Le Moi Le Moi - 1 year ago 90
Javascript Question

Pass function arguments to Object.assign

Say I have a function to compose an object from other objects, and I am passing arguments to the function - initially an object literal, and then the objects I want to compose to extent the object:

composeFunc({}, obj1, obj2, obj3);

The number of args passed is optional, how do I then pass the args to
starting at the 2nd arg. So the function would resemble the following:

function composeObj(objs) {
return Object.assign(arguments[1], arguments[2], arguments[3]... etc);

Thanks in advance :)

Answer Source

If you're using ES2015 rather than just a shim, you can use spread notation, Array.from, and slice:

function composeObj(objs) {
    return Object.assign(...Array.from(arguments).slice(1));

Or just using slice directly rather than after Array.from:

function composeObj(objs) {
    return Object.assign(...Array.prototype.slice.call(arguments, 1));

...see Thomas' answer using rest args, as that's the right way to do this in ES2015.

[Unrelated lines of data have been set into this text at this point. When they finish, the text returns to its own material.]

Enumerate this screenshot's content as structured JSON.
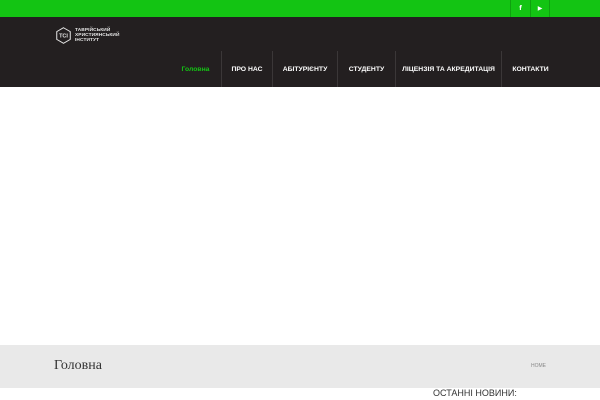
{
  "topbar": {
    "social": [
      {
        "icon": "facebook-icon",
        "glyph": "f"
      },
      {
        "icon": "youtube-icon",
        "glyph": "▶"
      }
    ]
  },
  "logo": {
    "line1": "ТАВРІЙСЬКИЙ",
    "line2": "ХРИСТИЯНСЬКИЙ",
    "line3": "ІНСТИТУТ"
  },
  "nav": {
    "items": [
      {
        "label": "Головна",
        "active": true
      },
      {
        "label": "ПРО НАС"
      },
      {
        "label": "АБІТУРІЄНТУ"
      },
      {
        "label": "СТУДЕНТУ"
      },
      {
        "label": "ЛІЦЕНЗІЯ ТА АКРЕДИТАЦІЯ"
      },
      {
        "label": "КОНТАКТИ"
      }
    ]
  },
  "titlebar": {
    "title": "Головна",
    "breadcrumb": "HOME"
  },
  "sidebar": {
    "news_heading": "ОСТАННІ НОВИНИ:"
  },
  "colors": {
    "accent": "#13c413",
    "header_bg": "#231f20",
    "titlebar_bg": "#e9e9e9"
  }
}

If you're not using ES2015, you can do the same thing with just a shimmed Object.assign via apply:

function composeObj(objs) {
    return Object.assign.apply(Object, Array.prototype.slice.call(arguments, 1));

There, we're using Function#apply instead of the spread operator (since ES5 and earlier don't have the spread operator). Function#apply calls the function you call it on using the first argument as this during the call, and using the array (or array-like thing) you give it as a second argument as the arguments for the call.

So say you have:

obj.foo(1, 2, 3);

The equivalent using Function#apply is:

obj.foo.apply(obj, [1, 2, 3]);

The first argument, obj, tells apply what to use as this during the call. The second argument is an array of arguments to use.

But if you use the spread operator, there's no need, it spreads out its array-like operand into discrete arguments.